I love a hearty vegetarian chili with beans and lots of healthy peppers. I played around until I came up with the right mixture of vegetables, spices, and flavor. This recipe yields 12 servings of chili at approximately 204 calories/serving.
Healthy Vegetable and Bean Chili Recipe
1 tablespoon vegetable oil
2 cups chopped onions
1 chopped yellow bell pepper
1 chopped green bell pepper
1 chopped orange bell pepper
1 chopped red bell pepper
1 chopped jalapeno pepper
2 garlic cloves
1 tablespoon brown sugar
1 and 1/2 tablespoons chili powder
1 teaspoon ground cumin
1 teaspoon ground oregano
1/2 teaspoon salt
1/2 teaspoon black pepper
1/4 teaspoon crushed red pepper
3 (16 ounce) cans stewed tomatoes (with celery, green pepper, onions)
2 (15 ounce) cans black beans, rinsed and drained
1 (15 ounce) can kidney beans, rinsed and drained
1 (15 ounce) can pinto beans, rinsed and drained
First I chopped the green and red bell peppers.
Next I chopped the yellow and orange bell peppers.
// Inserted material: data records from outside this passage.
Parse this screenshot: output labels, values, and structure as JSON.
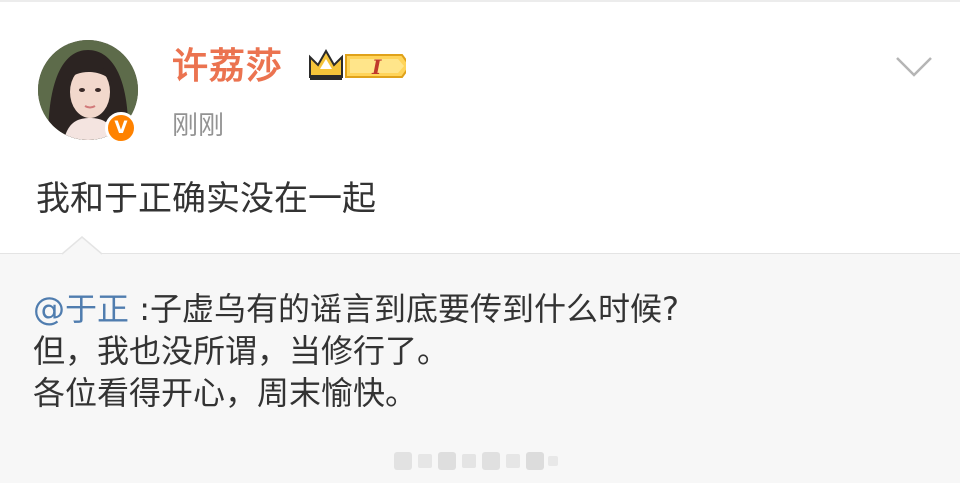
{
  "post": {
    "author": "许荔莎",
    "vip_level": "I",
    "time": "刚刚",
    "text": "我和于正确实没在一起",
    "verified_mark": "V"
  },
  "repost": {
    "mention": "@于正",
    "separator": " :",
    "lines": [
      "子虚乌有的谣言到底要传到什么时候?",
      "但，我也没所谓，当修行了。",
      "各位看得开心，周末愉快。"
    ]
  },
  "icons": {
    "avatar": "profile-photo",
    "verified": "orange-verified-badge-icon",
    "vip": "crown-vip-badge-icon",
    "menu": "chevron-down-icon"
  },
  "colors": {
    "username": "#eb7350",
    "mention": "#507daf",
    "verified": "#ff8200",
    "repost_bg": "#f7f7f7"
  }
}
Chop the jalapeno pepper into small pieces. Careful when handling the pepper. Remember to wear gloves. Even hand washing will not remove the potentially irritating juices from your skin. Remove the seeds and veins from the pepper before chopping.
I used my Kitchen Aid mini chopper to chop the yellow onions.
Add the pepper and onion mixture to the crockpot along with the fresh garlic.
Rinse and drain the black, kidney and pinto beans before adding to the crockpot.
Measure out the spices to add to the chili mixture in the crockpot.
Add the beans, stewed tomatoes, and spices to the pepper and onion mixture in the crockpot.
Stir to combine. Cover and cook on the low setting for 8-10 hours or on the high setting for 6 hours. Stir while cooking occasionally to break up the tomatoes.
This recipe yields about 12 servings at approximately 204 calories. I added some fat free cheddar (1/8 cup) and fat free sour cream (2 TBS.) as a garnish which adds another 45 calories to each serving. Enjoy!